Группы туристов прибыли в субботу, 15 августа, самые многолюдные выходные, выпавшие на праздник Вознесения. Марсель, облокотившись на синий металлический парапет, разглядывал сверху юных северянок: те пили на пляже красное вино, припав к литровым бутылям, на которых играло солнце. К вечеру все девицы покроются волдырями, которые полопаются, когда они будут нервно переворачиваться с боку на бок под крахмальными простынями.

Он высматривал Мадлен с детьми. Сотни семей жарились на солнце среди детских криков, собачьего лая, гомона радиоприемников, назойливых хлопков ракеток и гула лодочных моторов за буйками. Вдруг он увидел ее, Надью.

Держа за руку кудрявого мальчишку, она, хохоча, входила в море. Капли воды блестели на ее матовой коже, на округлых бедрах. Но тут он подскочил от сильного толчка в спину.

— Ты ослеп, что ли? Я тебе уже битый час машу!

Разъяренная багровеющая Мадлен, жирно намазанная защитным кремом, впилась в него взглядом. Марсель вздохнул и спустился на пляж, чтобы провести там с детьми половину своего свободного дня.

Пара карих глаз, таящих свою неподвижность за зеркальными стеклами очков, проследила за взглядом Марселя и остановилась на Надье и малыше.

Ну, ну… А наш папочка Марсель запал… Вот уж было бы забавно сделать мозаику в цвете: черный, белый, желтый — великое воссоединение рас среди вечного покоя. Отменная мысль! Да, отменная!

Надья подняла визжавшего от удовольствия мальчишку. Марсель, скованный и неуклюжий в своих бермудах цвета фуксии, прошел совсем рядом с ними, но она его не увидела. Ныряя, он показал класс, напрасно проплыл кролем пятьдесят метров, напрасно выпил чашку кофе и вернулся на свое засыпанное песком полотенце рядом с Мадлен, которая действовала ему на нервы, уговаривая, чтобы он намазался липким кремом, а дети тянули за ноги, визжа: «Пошли играть в мяч!» На раскинувшейся до горизонта морской глади переливались над досками флюоресцирующие паруса. На пароходе взвыла сирена. Летающая тарелка приземлилась прямо ему на нос. Отличное лето, ничего не скажешь.

Лето кипело. Альфред, парень из лаборатории, надел халат на голое тело, что служило поводом для тонких замечаний со стороны посетителей. Открыв дверь ударом ноги, Рамирес не нарушил сложившейся традиции:

— О, Альфред! Ка-а-а-кой ты кра-а-а-сивый в этом подвенечном пла-а-а-атье… Ты свобо-о-о-о-ден сегодня вечером?

Альфред устало взглянул на него и не удостоил ответом. Рамирес — это самый худший вариант.

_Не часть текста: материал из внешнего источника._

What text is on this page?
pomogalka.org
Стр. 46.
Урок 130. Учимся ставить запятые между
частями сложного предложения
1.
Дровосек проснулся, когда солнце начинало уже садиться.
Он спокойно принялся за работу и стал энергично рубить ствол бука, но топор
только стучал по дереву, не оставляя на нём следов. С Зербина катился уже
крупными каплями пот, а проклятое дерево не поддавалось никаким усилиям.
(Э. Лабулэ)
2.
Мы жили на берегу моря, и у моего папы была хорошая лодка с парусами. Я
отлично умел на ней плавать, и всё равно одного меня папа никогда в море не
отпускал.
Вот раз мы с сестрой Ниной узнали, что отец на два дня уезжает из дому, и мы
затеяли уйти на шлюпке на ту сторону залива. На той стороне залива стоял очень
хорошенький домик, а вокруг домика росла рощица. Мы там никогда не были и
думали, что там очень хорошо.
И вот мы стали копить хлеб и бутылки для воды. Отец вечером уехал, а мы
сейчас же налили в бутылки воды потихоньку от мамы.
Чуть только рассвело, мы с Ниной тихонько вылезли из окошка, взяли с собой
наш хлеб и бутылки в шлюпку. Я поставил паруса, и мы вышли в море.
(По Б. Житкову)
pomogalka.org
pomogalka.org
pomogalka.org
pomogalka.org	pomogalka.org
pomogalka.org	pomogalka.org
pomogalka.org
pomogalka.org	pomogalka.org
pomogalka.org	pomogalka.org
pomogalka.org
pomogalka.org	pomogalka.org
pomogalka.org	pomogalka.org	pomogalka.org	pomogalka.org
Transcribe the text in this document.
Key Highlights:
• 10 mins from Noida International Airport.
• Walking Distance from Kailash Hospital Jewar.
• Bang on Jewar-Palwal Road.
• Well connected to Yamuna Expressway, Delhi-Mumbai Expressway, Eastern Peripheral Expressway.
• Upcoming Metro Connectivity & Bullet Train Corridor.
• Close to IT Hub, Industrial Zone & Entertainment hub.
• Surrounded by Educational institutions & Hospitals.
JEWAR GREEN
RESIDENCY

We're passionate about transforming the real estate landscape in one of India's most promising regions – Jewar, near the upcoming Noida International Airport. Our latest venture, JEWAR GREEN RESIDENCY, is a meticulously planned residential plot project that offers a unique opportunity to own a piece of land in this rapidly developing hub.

— Ну, красотка, что новенького? — не умолкал Рамирес, гнусно подмигивая.

Альфред почесал голову.

— Ты сейчас удивишься, Эйнштейн, — ничего! А скажи-ка мне: теперь что, ходят на работу с голыми девками на галстуках? Полиция деградирует!

— Нисколько не деградирует. Это клево, старичок! КЛЕ-ВО гулять по воскресеньям, и я — клевый, а не такая никому не нужная старая дева, как ты!

— Зато ты у нас — весельчак. Собака, кстати, это — чихуахуа. А они просто так по улицам не бегают. Наверное, можно владельца найти.

— И?..

— И все может быть… Может, этот чокнутый кто-то из твоих знакомых?

— Чего? Ты что, правда так думаешь?

— Рамирес! Ты слишком долго шевелил мозгами, это тебя утомило. Пока, до свидания!

Рамирес выплюнул спичку, которую жевал, хрустнул перетянутыми как сосиски пальцами.

— Так, значит, чихуахуа? Ладно, буду иметь в виду. Он тяжело повернулся, словно нес на своих плечах груз ответственности, приоткрыл дверь, но не смог сдержаться:

— Слушай, дорогуша, ты больше не носишь лифчик?

Его хохот все еще эхом отдавался на лестнице, когда Альфред, пытаясь побороть отвращение, массировал себе виски.

Задыхаясь у себя в кабинете, Жан-Жан вертел в пальцах осколок от гватемальского топора, который привезла ему Мелани из своей последней клубной экспедиции, он им теперь пользовался как пресс-папье.

Перед ним вытянулись Костелло и Рамирес. Два дурака, дослуживающие свой срок, которых он получил в нагрузку, когда два года назад заступил здесь на службу.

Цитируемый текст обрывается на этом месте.